Things like API keys can generally go in there though since people are not able to access any of your accounts with them. Your API key can be seen in the loaded JavaScript code. You might want to control access to an API from within your API dashboard - or, if you’re the creator of the API, in the code you wrote.

You can set up IP or domain whitelists for example. This would allow you to expose your API key in your frontend JavaScript code (and you typically need it there) and still control which pages are able to use it. That ensures that other people can “steal” your API key but that it’s pretty worthless to them.

# What should NOT go into your JavaScript code?

So what should not go into your JavaScript code?

Anything which gives other users access to any of your accounts. Any customer data (hardcoding customer data is never a great idea by the way…) and in general: Any confidential data.

That’s also the reason why you’ll never directly connect to a database from your frontend JavaScript code. And Firebase isn’t a database in case you’re wondering. It’s a backend service which you still access through an API (or a SDK that accesses it for you).

Storing any database credentials or query code directly in your frontend JavaScript code would be a HUGE security issue! Any user who reads it could start accessing your database or manipulate your queries.
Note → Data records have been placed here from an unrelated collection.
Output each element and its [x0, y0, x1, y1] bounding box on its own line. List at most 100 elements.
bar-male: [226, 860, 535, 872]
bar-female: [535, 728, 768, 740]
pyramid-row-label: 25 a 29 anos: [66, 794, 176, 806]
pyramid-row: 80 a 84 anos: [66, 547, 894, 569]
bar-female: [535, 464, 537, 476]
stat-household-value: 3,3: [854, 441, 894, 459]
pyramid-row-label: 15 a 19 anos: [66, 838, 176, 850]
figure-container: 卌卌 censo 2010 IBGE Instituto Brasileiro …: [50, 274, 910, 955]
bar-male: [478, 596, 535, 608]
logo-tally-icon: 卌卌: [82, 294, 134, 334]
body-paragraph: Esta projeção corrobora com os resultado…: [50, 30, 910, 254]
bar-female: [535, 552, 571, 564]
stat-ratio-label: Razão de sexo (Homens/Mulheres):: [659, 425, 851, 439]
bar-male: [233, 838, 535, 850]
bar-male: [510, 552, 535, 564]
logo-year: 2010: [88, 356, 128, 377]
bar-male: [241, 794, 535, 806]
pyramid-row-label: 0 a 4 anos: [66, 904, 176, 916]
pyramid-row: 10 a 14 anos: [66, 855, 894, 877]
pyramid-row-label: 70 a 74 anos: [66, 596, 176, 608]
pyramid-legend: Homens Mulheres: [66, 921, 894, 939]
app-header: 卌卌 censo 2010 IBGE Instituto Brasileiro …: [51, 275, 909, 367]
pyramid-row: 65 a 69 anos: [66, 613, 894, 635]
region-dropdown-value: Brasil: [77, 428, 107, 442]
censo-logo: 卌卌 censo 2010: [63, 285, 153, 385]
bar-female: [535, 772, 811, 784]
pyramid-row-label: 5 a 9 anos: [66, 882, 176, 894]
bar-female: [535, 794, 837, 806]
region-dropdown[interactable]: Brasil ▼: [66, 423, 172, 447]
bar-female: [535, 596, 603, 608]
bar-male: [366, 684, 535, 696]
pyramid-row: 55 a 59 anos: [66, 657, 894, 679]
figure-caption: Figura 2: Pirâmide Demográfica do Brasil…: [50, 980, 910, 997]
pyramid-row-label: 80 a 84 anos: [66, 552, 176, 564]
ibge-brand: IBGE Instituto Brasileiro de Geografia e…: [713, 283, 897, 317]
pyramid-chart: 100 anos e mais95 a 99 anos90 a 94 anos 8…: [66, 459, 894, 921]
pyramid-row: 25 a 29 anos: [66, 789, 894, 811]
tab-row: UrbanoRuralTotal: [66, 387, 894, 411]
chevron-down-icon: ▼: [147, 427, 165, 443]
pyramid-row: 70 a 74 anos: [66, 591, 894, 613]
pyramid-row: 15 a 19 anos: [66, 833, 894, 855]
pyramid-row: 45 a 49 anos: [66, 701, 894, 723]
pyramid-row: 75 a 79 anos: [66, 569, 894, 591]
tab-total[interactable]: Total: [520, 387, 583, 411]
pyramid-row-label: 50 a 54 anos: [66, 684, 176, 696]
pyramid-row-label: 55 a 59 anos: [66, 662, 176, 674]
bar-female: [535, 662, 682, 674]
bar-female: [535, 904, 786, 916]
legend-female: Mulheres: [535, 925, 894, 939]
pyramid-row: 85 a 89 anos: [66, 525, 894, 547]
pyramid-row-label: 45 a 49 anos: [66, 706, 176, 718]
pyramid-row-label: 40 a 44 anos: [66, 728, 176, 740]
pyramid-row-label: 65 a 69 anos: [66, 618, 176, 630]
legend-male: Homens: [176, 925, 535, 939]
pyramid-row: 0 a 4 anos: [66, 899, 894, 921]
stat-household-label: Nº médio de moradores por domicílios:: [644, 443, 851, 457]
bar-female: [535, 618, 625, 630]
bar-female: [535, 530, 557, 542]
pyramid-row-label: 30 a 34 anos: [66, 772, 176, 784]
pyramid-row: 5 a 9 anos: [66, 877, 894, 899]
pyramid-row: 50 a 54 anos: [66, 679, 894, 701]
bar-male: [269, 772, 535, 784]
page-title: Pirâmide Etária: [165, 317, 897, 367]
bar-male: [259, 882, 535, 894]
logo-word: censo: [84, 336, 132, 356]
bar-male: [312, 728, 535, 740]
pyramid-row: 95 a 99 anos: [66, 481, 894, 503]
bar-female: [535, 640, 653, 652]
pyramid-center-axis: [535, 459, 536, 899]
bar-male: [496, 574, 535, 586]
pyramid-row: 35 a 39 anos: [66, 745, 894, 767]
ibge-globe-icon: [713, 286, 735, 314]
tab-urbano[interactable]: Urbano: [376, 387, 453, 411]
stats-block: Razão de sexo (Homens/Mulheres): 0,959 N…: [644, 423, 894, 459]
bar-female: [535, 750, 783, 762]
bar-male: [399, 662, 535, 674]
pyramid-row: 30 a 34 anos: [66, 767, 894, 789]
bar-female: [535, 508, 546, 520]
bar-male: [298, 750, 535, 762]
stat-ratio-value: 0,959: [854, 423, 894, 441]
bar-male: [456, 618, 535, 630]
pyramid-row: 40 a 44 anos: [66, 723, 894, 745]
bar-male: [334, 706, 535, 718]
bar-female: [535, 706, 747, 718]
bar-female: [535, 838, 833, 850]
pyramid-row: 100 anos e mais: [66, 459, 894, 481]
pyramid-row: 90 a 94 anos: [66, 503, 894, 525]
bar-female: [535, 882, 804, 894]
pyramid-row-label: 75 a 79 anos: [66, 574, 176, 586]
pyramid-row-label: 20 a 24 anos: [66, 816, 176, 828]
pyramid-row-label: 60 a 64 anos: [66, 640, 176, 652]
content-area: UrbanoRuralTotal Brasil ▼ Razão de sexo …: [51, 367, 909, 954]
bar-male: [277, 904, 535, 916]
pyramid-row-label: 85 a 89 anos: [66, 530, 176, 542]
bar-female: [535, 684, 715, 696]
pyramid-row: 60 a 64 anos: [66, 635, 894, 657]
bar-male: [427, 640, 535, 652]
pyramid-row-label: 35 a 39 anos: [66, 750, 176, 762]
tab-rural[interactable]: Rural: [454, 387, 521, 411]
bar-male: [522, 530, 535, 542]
Summary: Don’t put any confidential data - e.g. account information or database queries - into your frontend JavaScript code!

# What about minification - does that not help?

To conclude this article (and video) - which role plays minification?

It makes your code look like this:

This code looks pretty unreadable - but is it? This code looks very unreadable, doesn’t it?

Well, it does but it still is. The chrome dev tools even help you transform it!

You can click the {} symbol at the bottom of the image to convert it to a more readable version.

Variable and function names will still be shortened but API keys and similar things will be relatively easy to spot.

Minification is NOT a security mechanism!

It only serves one purpose: Decrease the size of your JavaScript code! It’s a performance enhancement, not meant to secure anything.

Instead, keep the previous hints in mind and secure your API keys + avoid putting confidential information into your frontend JavaScript code.